The 1.3-kilometre bridge, which the city bought from Canadian Pacific Railway in 2005, will have a price tag of $22.5 million. Approximately $12.1 million will go towards the wooden path itself and for upgrading railings and LED lighting, and adding a few benches. And another $10.4 million will go towards restoring the piers holding up the bridge.

“I’m really excited about this. For several years since I’ve been elected, I’ve heard the desire from residents to see this bridge converted to pedestrian and cycling use,” said Kitchissippi Coun. Jeff Leiper. “This is a treasure in the neighbourhood; connecting Ottawa to Gatineau in a safe, segregated way, is going to open up all sorts of commuting routes for the hundreds of people who go back and forth between the provinces every day.”

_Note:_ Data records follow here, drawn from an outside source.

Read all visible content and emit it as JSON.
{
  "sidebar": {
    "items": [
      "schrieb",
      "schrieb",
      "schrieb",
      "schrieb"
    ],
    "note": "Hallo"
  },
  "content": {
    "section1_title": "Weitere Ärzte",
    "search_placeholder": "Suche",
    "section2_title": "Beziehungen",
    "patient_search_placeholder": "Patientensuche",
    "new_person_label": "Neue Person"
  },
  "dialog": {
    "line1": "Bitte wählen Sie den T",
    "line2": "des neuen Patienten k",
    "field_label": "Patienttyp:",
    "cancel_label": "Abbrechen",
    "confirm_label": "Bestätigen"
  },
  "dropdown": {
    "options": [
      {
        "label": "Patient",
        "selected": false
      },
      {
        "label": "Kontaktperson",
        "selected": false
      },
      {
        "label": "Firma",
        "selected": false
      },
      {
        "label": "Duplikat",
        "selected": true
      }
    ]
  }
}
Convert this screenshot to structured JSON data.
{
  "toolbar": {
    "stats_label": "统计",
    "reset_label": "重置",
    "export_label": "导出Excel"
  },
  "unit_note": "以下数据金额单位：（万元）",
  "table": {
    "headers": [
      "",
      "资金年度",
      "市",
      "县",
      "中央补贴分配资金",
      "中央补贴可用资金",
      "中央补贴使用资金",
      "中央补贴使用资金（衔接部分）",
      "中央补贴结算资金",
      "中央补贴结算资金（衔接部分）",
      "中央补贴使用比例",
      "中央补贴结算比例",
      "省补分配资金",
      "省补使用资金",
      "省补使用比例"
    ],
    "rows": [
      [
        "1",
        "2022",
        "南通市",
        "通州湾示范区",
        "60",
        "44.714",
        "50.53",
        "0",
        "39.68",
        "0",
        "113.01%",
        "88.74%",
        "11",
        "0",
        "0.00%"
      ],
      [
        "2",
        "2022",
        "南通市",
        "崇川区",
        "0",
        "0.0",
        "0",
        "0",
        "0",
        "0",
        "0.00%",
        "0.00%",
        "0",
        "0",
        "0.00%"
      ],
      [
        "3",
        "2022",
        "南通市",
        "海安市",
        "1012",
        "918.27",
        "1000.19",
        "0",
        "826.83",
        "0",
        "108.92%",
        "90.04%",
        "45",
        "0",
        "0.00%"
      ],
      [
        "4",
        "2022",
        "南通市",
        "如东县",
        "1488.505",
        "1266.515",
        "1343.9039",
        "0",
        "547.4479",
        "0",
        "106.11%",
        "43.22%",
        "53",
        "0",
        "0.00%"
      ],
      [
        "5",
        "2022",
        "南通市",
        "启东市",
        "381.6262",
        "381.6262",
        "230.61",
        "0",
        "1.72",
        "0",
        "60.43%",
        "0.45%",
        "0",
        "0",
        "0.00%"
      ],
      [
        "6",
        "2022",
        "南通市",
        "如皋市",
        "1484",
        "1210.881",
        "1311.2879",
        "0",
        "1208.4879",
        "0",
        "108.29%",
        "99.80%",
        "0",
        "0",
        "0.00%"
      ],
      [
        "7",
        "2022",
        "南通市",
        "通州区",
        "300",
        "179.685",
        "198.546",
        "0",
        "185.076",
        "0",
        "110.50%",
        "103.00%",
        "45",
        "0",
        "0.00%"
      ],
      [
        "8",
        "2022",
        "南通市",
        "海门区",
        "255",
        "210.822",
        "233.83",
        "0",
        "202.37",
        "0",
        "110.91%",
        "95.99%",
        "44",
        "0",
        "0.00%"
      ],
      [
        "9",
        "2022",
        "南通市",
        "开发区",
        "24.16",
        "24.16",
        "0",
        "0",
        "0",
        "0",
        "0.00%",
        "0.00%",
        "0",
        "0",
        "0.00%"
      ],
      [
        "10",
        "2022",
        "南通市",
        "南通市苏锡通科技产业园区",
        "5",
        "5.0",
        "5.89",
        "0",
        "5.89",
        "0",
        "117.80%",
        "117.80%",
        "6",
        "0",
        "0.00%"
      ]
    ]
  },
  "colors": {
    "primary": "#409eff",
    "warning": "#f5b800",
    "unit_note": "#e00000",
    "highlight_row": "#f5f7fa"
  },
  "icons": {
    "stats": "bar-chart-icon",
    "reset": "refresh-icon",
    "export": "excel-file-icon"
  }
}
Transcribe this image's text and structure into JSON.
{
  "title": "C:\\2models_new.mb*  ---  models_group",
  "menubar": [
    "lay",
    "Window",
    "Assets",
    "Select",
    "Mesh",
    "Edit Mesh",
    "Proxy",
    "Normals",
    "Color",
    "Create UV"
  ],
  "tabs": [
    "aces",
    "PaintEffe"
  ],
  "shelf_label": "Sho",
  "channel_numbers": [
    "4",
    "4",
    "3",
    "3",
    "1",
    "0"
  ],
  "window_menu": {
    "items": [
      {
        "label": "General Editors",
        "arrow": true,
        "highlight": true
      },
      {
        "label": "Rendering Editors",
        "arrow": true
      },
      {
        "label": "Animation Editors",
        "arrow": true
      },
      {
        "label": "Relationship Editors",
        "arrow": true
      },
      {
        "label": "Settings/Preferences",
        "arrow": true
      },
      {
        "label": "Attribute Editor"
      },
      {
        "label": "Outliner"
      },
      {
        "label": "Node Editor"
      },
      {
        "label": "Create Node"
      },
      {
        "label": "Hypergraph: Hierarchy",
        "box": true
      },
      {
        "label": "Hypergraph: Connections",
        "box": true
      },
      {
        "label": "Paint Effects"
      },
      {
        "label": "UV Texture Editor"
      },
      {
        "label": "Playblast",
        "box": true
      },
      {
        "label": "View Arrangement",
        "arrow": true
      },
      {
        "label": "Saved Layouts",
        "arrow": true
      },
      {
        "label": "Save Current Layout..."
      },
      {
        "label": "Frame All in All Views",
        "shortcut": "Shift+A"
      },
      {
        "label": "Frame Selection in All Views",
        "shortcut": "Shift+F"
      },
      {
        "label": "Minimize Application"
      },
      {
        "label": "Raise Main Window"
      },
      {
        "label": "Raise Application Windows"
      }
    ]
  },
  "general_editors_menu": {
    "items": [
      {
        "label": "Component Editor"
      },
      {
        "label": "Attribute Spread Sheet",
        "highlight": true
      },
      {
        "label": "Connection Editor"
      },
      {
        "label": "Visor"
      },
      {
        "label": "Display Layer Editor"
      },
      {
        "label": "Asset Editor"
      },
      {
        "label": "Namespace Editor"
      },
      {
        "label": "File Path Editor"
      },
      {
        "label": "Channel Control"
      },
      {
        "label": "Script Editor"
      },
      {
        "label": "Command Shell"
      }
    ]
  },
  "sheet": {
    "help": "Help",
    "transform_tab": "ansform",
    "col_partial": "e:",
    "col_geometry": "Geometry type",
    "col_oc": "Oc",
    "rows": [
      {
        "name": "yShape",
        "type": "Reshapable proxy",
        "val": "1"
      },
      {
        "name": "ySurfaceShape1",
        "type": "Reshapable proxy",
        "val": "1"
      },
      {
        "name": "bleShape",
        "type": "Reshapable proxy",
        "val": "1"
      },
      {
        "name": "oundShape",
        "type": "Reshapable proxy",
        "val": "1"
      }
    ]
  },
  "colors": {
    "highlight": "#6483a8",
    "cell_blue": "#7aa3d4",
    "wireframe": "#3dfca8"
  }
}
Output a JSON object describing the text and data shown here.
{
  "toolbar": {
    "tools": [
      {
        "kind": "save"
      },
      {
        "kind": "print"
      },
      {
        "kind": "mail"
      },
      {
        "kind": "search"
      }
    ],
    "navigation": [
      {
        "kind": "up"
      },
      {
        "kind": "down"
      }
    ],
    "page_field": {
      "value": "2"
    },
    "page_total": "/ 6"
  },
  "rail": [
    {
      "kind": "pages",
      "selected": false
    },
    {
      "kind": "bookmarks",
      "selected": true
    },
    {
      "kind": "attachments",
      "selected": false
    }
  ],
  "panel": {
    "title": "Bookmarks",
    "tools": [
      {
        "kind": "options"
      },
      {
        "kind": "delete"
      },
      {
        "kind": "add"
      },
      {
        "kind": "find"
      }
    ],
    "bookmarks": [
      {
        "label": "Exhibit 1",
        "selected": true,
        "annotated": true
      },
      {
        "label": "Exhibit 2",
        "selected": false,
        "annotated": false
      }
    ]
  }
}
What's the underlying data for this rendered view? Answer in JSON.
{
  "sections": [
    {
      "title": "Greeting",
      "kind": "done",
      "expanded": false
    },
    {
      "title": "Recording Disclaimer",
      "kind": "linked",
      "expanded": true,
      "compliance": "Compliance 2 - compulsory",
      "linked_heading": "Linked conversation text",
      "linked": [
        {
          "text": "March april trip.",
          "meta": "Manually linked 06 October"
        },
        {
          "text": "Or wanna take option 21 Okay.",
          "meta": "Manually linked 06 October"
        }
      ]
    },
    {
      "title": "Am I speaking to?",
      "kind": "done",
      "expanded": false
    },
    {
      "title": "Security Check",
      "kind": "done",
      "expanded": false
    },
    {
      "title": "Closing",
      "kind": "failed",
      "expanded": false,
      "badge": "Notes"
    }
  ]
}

Leiper also said that given the views of Ottawa seen from the bridge, he believes it will become a tourist attraction. 

“Getting to take in those views of Ottawa is going to become a popular activity,” Leiper said. “It’s going to also be a really popular vantage point to take in the July 1st fireworks.”

The mayor said when the bridge opens to the public as a multi-use pathway late next year, he hopes the large groups of people flocking to Chief William Commanda Bridge will act as a deterrent for those who want to jump in. 

In July 2020, a 14-year-old boy died after jumping off the former Prince of Wales Bridge when he was out with friends. This June, a 26-year-old man died after jumping off the bridge. Since then, stronger metal walls have been erected at its entrances to prevent people from breaking in. One of the families has sued the city, saying they could have done more to prevent these types of incidents from happening again.

“We are going to do whatever we can to make sure it’s as safe as possible,” Watson said. “At the end of the day, unless you put barbed wire and fencing all the way up to the top of the bridge, there are going to keep being people who are going to try and jump over the fencing. But, just to remind everyone, two people have lost their lives; it’s not safe to jump off at any part of the bridge.” 

Over the last decade and a half, the bridge has seen a number of plans for different uses. Not long ago, it was thought that trains would return to the bridge as part of the city’s LRT line connecting Ottawa to Gatineau. Watson says that’s still a possibility for decades from now, primarily because Gatineau wants its future tram to cross the Ottawa River using the nearby Portage Bridge.